Chabot Space and Science Center in Oakland is opening its doors at 8AM for a viewing party, says the center’s Ben Burress.

“Fifteen-hundred feet, coincidentally is the altitude here at Chabot, so we expect to see a very good side view,” he says.

Bay Area residents will get their best views around 9:30 AM, as the shuttle crosses the Bay toward the Golden Gate Bridge and Crissy Fields, then heads down the peninsula toward Los Angeles.

The End of an Era

Friday’s trip marks the end of an era, not just for the Endeavour, but for NASA’s entire space shuttle program, which was conceived in 1972 and ultimately put five shuttles into space.

NASA's shuttle program aimed to made space a place astronauts didn't just visit occasionally, but actually worked.

Just three years after putting a man on the moon, NASA's Space Shuttle program envisioned a series of reusable, utility-scale workhorses.

Endeavour was exactly that, says Burress.

“Some people described it as a large pick up truck,” he says. “Its vision was that it would be able to take large satellites and other equipment into lower-earth orbit.”

The Endeavour replaced the Space Shuttle Challenger, which exploded just after takeoff in 1986, killing seven astronauts.

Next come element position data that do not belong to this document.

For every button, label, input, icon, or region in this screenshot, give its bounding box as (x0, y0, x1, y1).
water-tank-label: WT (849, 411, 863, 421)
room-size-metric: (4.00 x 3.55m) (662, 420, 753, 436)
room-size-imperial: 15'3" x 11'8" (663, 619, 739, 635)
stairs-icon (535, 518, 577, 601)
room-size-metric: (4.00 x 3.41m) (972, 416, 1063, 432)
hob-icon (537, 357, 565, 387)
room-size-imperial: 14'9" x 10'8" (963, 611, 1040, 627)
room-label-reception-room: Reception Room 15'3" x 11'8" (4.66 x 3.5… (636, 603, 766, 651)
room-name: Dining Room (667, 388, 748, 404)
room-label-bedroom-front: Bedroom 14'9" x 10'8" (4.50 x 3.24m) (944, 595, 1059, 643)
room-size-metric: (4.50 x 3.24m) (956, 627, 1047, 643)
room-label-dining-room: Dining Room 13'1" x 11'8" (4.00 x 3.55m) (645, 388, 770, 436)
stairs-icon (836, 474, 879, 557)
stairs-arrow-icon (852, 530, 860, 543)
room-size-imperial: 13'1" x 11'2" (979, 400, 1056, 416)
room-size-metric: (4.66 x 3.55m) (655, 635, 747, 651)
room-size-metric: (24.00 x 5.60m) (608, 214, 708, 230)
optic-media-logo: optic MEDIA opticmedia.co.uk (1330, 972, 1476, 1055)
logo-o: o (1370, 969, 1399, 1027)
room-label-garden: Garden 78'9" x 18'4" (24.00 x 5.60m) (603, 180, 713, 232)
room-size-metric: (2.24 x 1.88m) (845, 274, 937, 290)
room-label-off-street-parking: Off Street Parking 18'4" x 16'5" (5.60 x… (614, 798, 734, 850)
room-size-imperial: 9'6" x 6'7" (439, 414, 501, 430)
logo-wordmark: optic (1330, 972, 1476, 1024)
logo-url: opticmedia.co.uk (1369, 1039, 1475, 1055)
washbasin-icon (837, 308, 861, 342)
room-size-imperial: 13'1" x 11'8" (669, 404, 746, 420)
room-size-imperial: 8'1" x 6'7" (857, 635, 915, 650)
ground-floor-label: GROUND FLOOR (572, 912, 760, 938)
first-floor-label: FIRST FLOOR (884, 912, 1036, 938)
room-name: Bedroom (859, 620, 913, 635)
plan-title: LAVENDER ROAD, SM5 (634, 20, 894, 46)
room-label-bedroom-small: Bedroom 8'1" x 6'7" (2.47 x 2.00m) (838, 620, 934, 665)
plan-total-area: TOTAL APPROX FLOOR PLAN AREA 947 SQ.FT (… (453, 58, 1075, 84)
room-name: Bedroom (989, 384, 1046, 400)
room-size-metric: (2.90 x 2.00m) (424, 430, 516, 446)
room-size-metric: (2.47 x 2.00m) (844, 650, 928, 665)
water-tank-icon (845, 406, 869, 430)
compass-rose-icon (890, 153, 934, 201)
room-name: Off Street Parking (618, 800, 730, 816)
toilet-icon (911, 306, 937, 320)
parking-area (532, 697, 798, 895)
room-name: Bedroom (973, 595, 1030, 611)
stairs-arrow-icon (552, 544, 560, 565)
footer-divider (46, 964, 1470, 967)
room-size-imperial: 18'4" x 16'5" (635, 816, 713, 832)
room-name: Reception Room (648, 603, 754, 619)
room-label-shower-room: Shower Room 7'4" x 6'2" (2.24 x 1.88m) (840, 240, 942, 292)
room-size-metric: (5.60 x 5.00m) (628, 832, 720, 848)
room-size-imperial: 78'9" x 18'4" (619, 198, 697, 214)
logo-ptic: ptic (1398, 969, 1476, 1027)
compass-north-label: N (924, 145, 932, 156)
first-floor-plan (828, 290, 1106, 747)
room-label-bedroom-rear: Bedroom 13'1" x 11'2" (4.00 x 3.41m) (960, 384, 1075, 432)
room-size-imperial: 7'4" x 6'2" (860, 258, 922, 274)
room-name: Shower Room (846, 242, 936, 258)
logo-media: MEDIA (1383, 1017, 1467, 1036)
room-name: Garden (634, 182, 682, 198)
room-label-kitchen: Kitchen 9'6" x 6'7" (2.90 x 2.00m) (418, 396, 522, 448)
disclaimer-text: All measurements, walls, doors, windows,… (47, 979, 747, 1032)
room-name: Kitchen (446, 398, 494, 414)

Between 1992 and its final trip in 2011, the Endeavour ferried pieces of the International Space Station and the Hubble telescope into place and fixed a malfunctioning communications satellite, among other missions.

Endeavour will spend its retirement at the California Science Center in Los Angeles.

For Burress, like most people, Friday will be the first – and last – glimpse of a space shuttle in the air.

“Probably from now on, we’ll only see them on the ground,” he says.